Hearing loss is a condition that is often associated with aging, however it is present in newborns, children, teenagers, young adults, and adults. Some people are born with hearing loss, others acquire the condition later in life. There is an estimated 36 million Americans with some degree of hearing impairment. Hearing loss is the third most common health condition behind arthritis and hypertension.
There are three categories of hearing loss: sensorineural, conductive, and mixed.
Sensorineural hearing loss is the most common type of hearing loss. Sensorineural hearing loss occurs when there is damage to the tiny hair cells in the inner ear (cochlea). This type of hearing loss is permanent and irreversible. Causes of sensorineural hearing loss include aging, ototoxic medication, genetic predisposition, noise exposure, Meniere’s disease, autoimmune disease, and health conditions that may interrupt blood flow to the ear such as heart disease and diabetes. In very rare cases it can also occur due to a growth on the acoustic nerve. Most of the time sensorineural hearing loss is gradual over many years, and will affect the ability to hear high frequencies. The most common complaint from people with this type of hearing loss is that they can hear, but not always understand clearly. The primary treatment is hearing aids. Sudden-onset hearing loss is considered an ENT emergency and should be evaluated the same day, or as quickly as possible.

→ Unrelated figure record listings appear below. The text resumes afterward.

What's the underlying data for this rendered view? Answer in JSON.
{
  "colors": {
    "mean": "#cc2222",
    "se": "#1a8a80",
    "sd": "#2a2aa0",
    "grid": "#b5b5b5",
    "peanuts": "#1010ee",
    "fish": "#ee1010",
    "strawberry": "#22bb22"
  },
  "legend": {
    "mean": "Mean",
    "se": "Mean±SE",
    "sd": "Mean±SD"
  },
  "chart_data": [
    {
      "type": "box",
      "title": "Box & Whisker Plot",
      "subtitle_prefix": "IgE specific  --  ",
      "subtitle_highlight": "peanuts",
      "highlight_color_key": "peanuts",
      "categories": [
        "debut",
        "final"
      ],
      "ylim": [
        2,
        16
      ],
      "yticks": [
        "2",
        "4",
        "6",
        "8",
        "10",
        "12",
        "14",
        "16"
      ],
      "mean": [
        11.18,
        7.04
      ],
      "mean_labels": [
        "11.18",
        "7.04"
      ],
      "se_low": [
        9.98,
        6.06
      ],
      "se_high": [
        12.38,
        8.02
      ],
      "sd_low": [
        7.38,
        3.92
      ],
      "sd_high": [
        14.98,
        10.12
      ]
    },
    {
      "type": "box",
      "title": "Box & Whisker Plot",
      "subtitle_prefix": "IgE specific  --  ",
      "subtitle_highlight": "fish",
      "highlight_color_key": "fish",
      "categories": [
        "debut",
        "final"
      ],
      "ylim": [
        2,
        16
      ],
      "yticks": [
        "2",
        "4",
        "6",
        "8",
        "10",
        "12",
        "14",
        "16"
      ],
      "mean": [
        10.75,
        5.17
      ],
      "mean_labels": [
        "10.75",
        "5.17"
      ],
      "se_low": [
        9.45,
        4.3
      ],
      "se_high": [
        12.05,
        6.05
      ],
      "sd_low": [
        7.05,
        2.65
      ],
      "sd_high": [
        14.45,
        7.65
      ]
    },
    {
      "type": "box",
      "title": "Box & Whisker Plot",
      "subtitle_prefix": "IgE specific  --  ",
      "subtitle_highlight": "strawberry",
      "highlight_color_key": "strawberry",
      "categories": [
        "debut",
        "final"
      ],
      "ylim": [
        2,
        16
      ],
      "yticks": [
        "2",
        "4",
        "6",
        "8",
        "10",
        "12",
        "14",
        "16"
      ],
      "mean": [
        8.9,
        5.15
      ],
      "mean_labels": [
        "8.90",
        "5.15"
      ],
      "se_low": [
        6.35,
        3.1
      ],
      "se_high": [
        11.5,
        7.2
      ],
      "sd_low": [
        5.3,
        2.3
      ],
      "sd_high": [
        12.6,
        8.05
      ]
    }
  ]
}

Conductive hearing loss, occurs when there is a blockage of the normal sound pathway to the inner ear. Conductive hearing loss may be related to ear wax, ear infections (otitis media), trauma to the head or ear, or otosclerosis a condition that affects the bones of the ear. Treatment options for conductive hearing loss should be discussed with an experienced ENT physician.

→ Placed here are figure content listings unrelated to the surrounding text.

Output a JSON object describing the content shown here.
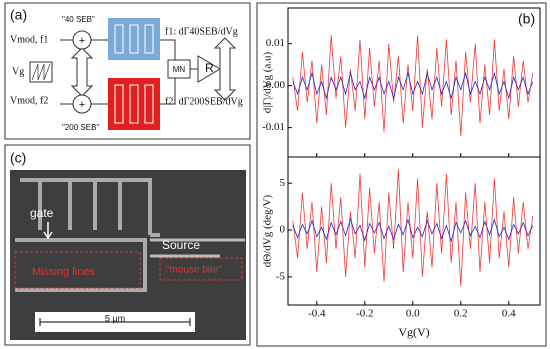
{
  "panel_a": {
    "label": "(a)",
    "seb40": "\"40 SEB\"",
    "seb200": "\"200 SEB\"",
    "vmod1": "Vmod, f1",
    "vmod2": "Vmod, f2",
    "vg": "Vg",
    "plus1": "+",
    "plus2": "+",
    "mn": "MN",
    "r": "R",
    "out1": "f1: dΓ40SEB/dVg",
    "out2": "f2: dΓ200SEB/dVg"
  },
  "panel_b": {
    "label": "(b)"
  },
  "chart_data": [
    {
      "type": "line",
      "ylabel": "d|Γ|/dVg (a.u)",
      "x": [
        -0.5,
        -0.48,
        -0.46,
        -0.44,
        -0.42,
        -0.4,
        -0.38,
        -0.36,
        -0.34,
        -0.32,
        -0.3,
        -0.28,
        -0.26,
        -0.24,
        -0.22,
        -0.2,
        -0.18,
        -0.16,
        -0.14,
        -0.12,
        -0.1,
        -0.08,
        -0.06,
        -0.04,
        -0.02,
        0,
        0.02,
        0.04,
        0.06,
        0.08,
        0.1,
        0.12,
        0.14,
        0.16,
        0.18,
        0.2,
        0.22,
        0.24,
        0.26,
        0.28,
        0.3,
        0.32,
        0.34,
        0.36,
        0.38,
        0.4,
        0.42,
        0.44,
        0.46,
        0.48,
        0.5
      ],
      "xlim": [
        -0.52,
        0.53
      ],
      "ylim": [
        -0.017,
        0.0185
      ],
      "yticks": [
        -0.01,
        {
          "value": 0,
          "label": "0.00"
        },
        0.01
      ],
      "series": [
        {
          "color": "#f03a3a",
          "values": [
            0.002,
            -0.006,
            0.008,
            -0.004,
            0.006,
            -0.009,
            0.005,
            -0.007,
            0.012,
            -0.003,
            0.007,
            -0.01,
            0.004,
            -0.006,
            0.011,
            -0.008,
            0.009,
            -0.005,
            0.006,
            -0.011,
            0.01,
            -0.004,
            0.007,
            -0.009,
            0.005,
            -0.006,
            0.012,
            -0.01,
            0.004,
            -0.008,
            0.009,
            -0.005,
            0.011,
            -0.007,
            0.006,
            -0.012,
            0.008,
            -0.004,
            0.01,
            -0.009,
            0.005,
            -0.007,
            0.011,
            -0.006,
            0.004,
            -0.008,
            0.007,
            -0.005,
            0.006,
            -0.004,
            0.003
          ]
        },
        {
          "color": "#2626c8",
          "values": [
            0.001,
            -0.002,
            0.002,
            -0.001,
            0.003,
            -0.002,
            0.001,
            -0.003,
            0.002,
            -0.001,
            0.002,
            -0.002,
            0.003,
            -0.001,
            0.001,
            -0.003,
            0.002,
            -0.001,
            0.002,
            -0.002,
            0.001,
            -0.003,
            0.002,
            -0.001,
            0.003,
            -0.002,
            0.001,
            -0.002,
            0.003,
            -0.001,
            0.002,
            -0.002,
            0.001,
            -0.003,
            0.002,
            -0.001,
            0.003,
            -0.002,
            0.001,
            -0.002,
            0.002,
            -0.001,
            0.003,
            -0.002,
            0.001,
            -0.003,
            0.002,
            -0.001,
            0.002,
            -0.002,
            0.001
          ]
        }
      ]
    },
    {
      "type": "line",
      "ylabel": "dΘ/dVg (deg/V)",
      "xlabel": "Vg(V)",
      "x": [
        -0.5,
        -0.48,
        -0.46,
        -0.44,
        -0.42,
        -0.4,
        -0.38,
        -0.36,
        -0.34,
        -0.32,
        -0.3,
        -0.28,
        -0.26,
        -0.24,
        -0.22,
        -0.2,
        -0.18,
        -0.16,
        -0.14,
        -0.12,
        -0.1,
        -0.08,
        -0.06,
        -0.04,
        -0.02,
        0,
        0.02,
        0.04,
        0.06,
        0.08,
        0.1,
        0.12,
        0.14,
        0.16,
        0.18,
        0.2,
        0.22,
        0.24,
        0.26,
        0.28,
        0.3,
        0.32,
        0.34,
        0.36,
        0.38,
        0.4,
        0.42,
        0.44,
        0.46,
        0.48,
        0.5
      ],
      "xlim": [
        -0.52,
        0.53
      ],
      "ylim": [
        -8,
        7.8
      ],
      "xticks": [
        -0.4,
        -0.2,
        {
          "value": 0,
          "label": "0.0"
        },
        0.2,
        0.4
      ],
      "yticks": [
        -5,
        0,
        5
      ],
      "series": [
        {
          "color": "#f03a3a",
          "values": [
            1,
            -3,
            4,
            -2,
            3,
            -4.5,
            2.5,
            -3.5,
            5,
            -2,
            3.5,
            -5,
            2,
            -3,
            6,
            -4,
            4.5,
            -2.5,
            3,
            -5.5,
            4,
            -2,
            6.5,
            -4.5,
            3,
            -3,
            5.5,
            -5,
            2,
            -4,
            5,
            -2.5,
            6,
            -3.5,
            3,
            -6,
            4,
            -2,
            5,
            -4.5,
            3,
            -3.5,
            5.5,
            -3,
            2,
            -4,
            3.5,
            -2.5,
            3,
            -2,
            1.5
          ]
        },
        {
          "color": "#2626c8",
          "values": [
            0.5,
            -0.8,
            0.6,
            -0.4,
            1,
            -0.7,
            0.3,
            -1,
            0.8,
            -0.5,
            0.9,
            -0.6,
            1.2,
            -0.4,
            0.5,
            -1.1,
            0.7,
            -0.3,
            0.8,
            -0.9,
            0.4,
            -1,
            0.6,
            -0.5,
            1.1,
            -0.8,
            0.3,
            -0.7,
            1,
            -0.4,
            0.7,
            -0.9,
            0.5,
            -1.2,
            0.8,
            -0.3,
            1,
            -0.6,
            0.4,
            -0.8,
            0.9,
            -0.5,
            1.1,
            -0.7,
            0.3,
            -1,
            0.6,
            -0.4,
            0.8,
            -0.6,
            0.5
          ]
        }
      ]
    }
  ],
  "panel_c": {
    "label": "(c)",
    "gate": "gate",
    "source": "Source",
    "missing": "Missing lines",
    "bite": "\"mouse bite\"",
    "scale": "5 μm"
  }
}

Mixed hearing loss occurs when there is a combination of sensorineural and conductive hearing loss.
Hearing loss of all types can vary in the degree of severity. Degree of hearing loss is classified into the following categories: mild, moderate, severe, and profound. Untreated hearing loss can negatively impact a person’s life and lead to feelings of isolation and anxiety. The proper evaluation and treatment of hearing loss is important so that the problem does not become worse over time.
Tinnitus is defined as the perception of sound that appears to come from one or both ears, but is not related to an external stimulus. The sound can be reported to be ringing, buzzing, humming, crickets, roaring, and more. Tinnitus is a symptom, not a disease. Some of the causes of tinnitus are hearing loss, noise exposure, ototoxic drugs, neck and head trauma, TMJ, and cardiovascular disease. It is estimated that 50 million Americans have some degree of tinnitus.

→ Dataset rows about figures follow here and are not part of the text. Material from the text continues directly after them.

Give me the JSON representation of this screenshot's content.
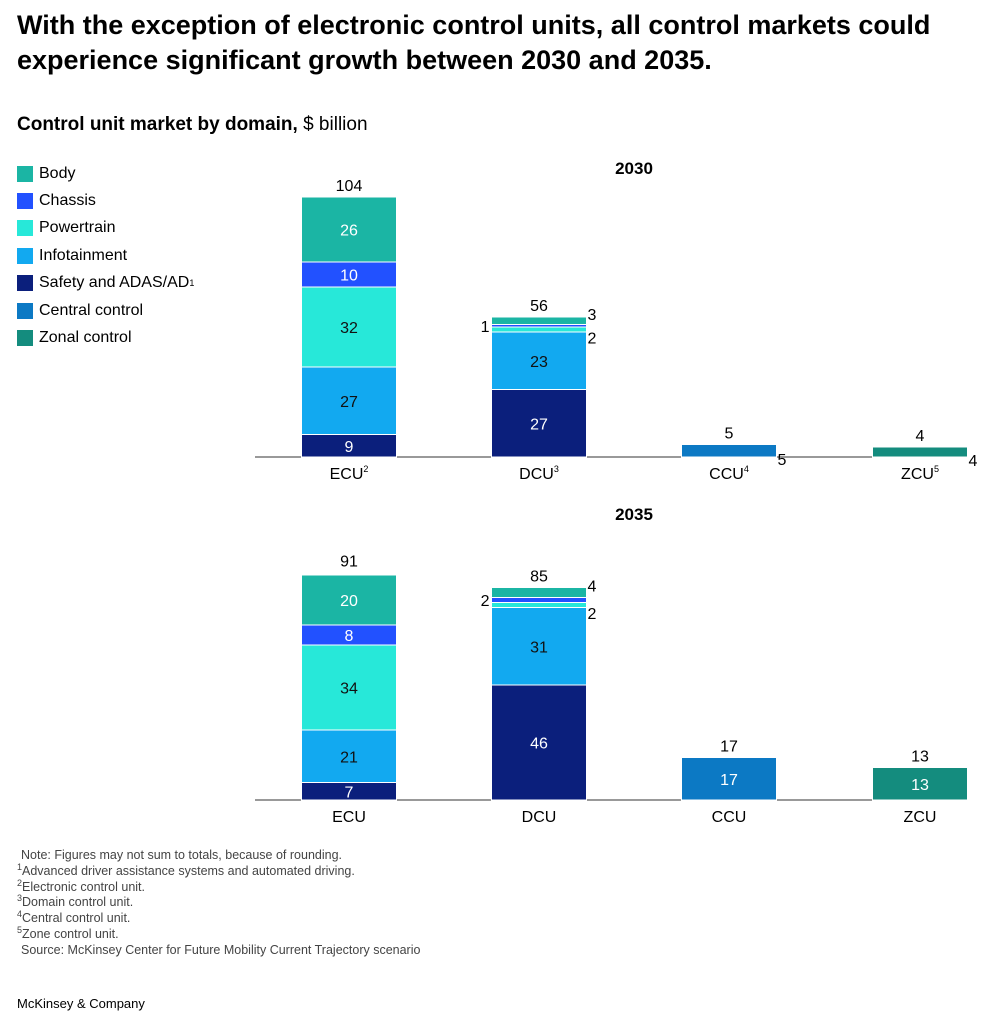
{
  "headline": "With the exception of electronic control units, all control markets could experience significant growth between 2030 and 2035.",
  "subtitle": {
    "bold": "Control unit market by domain,",
    "unit": " $ billion"
  },
  "legend": [
    {
      "key": "body",
      "label": "Body",
      "sup": "",
      "color": "#1BB5A4"
    },
    {
      "key": "chassis",
      "label": "Chassis",
      "sup": "",
      "color": "#2251FF"
    },
    {
      "key": "powertrain",
      "label": "Powertrain",
      "sup": "",
      "color": "#27E8D9"
    },
    {
      "key": "infotainment",
      "label": "Infotainment",
      "sup": "",
      "color": "#12A9F0"
    },
    {
      "key": "safety",
      "label": "Safety and ADAS/AD",
      "sup": "1",
      "color": "#0B1F7C"
    },
    {
      "key": "central",
      "label": "Central control",
      "sup": "",
      "color": "#0C79C4"
    },
    {
      "key": "zonal",
      "label": "Zonal control",
      "sup": "",
      "color": "#148C7E"
    }
  ],
  "chart_data": [
    {
      "type": "stacked-bar",
      "title": "2030",
      "categories": [
        {
          "label": "ECU",
          "sup": "2"
        },
        {
          "label": "DCU",
          "sup": "3"
        },
        {
          "label": "CCU",
          "sup": "4"
        },
        {
          "label": "ZCU",
          "sup": "5"
        }
      ],
      "totals": [
        104,
        56,
        5,
        4
      ],
      "series": [
        {
          "name": "Safety and ADAS/AD",
          "key": "safety",
          "values": [
            9,
            27,
            0,
            0
          ]
        },
        {
          "name": "Infotainment",
          "key": "infotainment",
          "values": [
            27,
            23,
            0,
            0
          ]
        },
        {
          "name": "Powertrain",
          "key": "powertrain",
          "values": [
            32,
            2,
            0,
            0
          ]
        },
        {
          "name": "Chassis",
          "key": "chassis",
          "values": [
            10,
            1,
            0,
            0
          ]
        },
        {
          "name": "Body",
          "key": "body",
          "values": [
            26,
            3,
            0,
            0
          ]
        },
        {
          "name": "Central control",
          "key": "central",
          "values": [
            0,
            0,
            5,
            0
          ]
        },
        {
          "name": "Zonal control",
          "key": "zonal",
          "values": [
            0,
            0,
            0,
            4
          ]
        }
      ]
    },
    {
      "type": "stacked-bar",
      "title": "2035",
      "categories": [
        {
          "label": "ECU",
          "sup": ""
        },
        {
          "label": "DCU",
          "sup": ""
        },
        {
          "label": "CCU",
          "sup": ""
        },
        {
          "label": "ZCU",
          "sup": ""
        }
      ],
      "totals": [
        91,
        85,
        17,
        13
      ],
      "series": [
        {
          "name": "Safety and ADAS/AD",
          "key": "safety",
          "values": [
            7,
            46,
            0,
            0
          ]
        },
        {
          "name": "Infotainment",
          "key": "infotainment",
          "values": [
            21,
            31,
            0,
            0
          ]
        },
        {
          "name": "Powertrain",
          "key": "powertrain",
          "values": [
            34,
            2,
            0,
            0
          ]
        },
        {
          "name": "Chassis",
          "key": "chassis",
          "values": [
            8,
            2,
            0,
            0
          ]
        },
        {
          "name": "Body",
          "key": "body",
          "values": [
            20,
            4,
            0,
            0
          ]
        },
        {
          "name": "Central control",
          "key": "central",
          "values": [
            0,
            0,
            17,
            0
          ]
        },
        {
          "name": "Zonal control",
          "key": "zonal",
          "values": [
            0,
            0,
            0,
            13
          ]
        }
      ]
    }
  ],
  "notes": {
    "note": "Note: Figures may not sum to totals, because of rounding.",
    "footnotes": [
      {
        "sup": "1",
        "text": "Advanced driver assistance systems and automated driving."
      },
      {
        "sup": "2",
        "text": "Electronic control unit."
      },
      {
        "sup": "3",
        "text": "Domain control unit."
      },
      {
        "sup": "4",
        "text": "Central control unit."
      },
      {
        "sup": "5",
        "text": "Zone control unit."
      }
    ],
    "source": "Source: McKinsey Center for Future Mobility Current Trajectory scenario"
  },
  "brand": "McKinsey & Company"
}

There is currently no cure for tinnitus, but Sonoran ENT offers several solutions to help manage the symptoms and adverse effects. One of the most common and effective methods for managing tinnitus is called Sound Therapy. Sound Therapy’s purpose is to make the tinnitus less noticeable, especially in quiet, by producing an alternative sound that can make your own tinnitus less prominent. There are various types of Sound Therapy systems, some include hearing aids and special masking products. In addition to Sound Therapy, there are other strategies that may include acupuncture, counseling, prescription medications, and dental appliances. The ENT physicians and audiologist at Sonoran ENT can help find the solution that might best address your needs.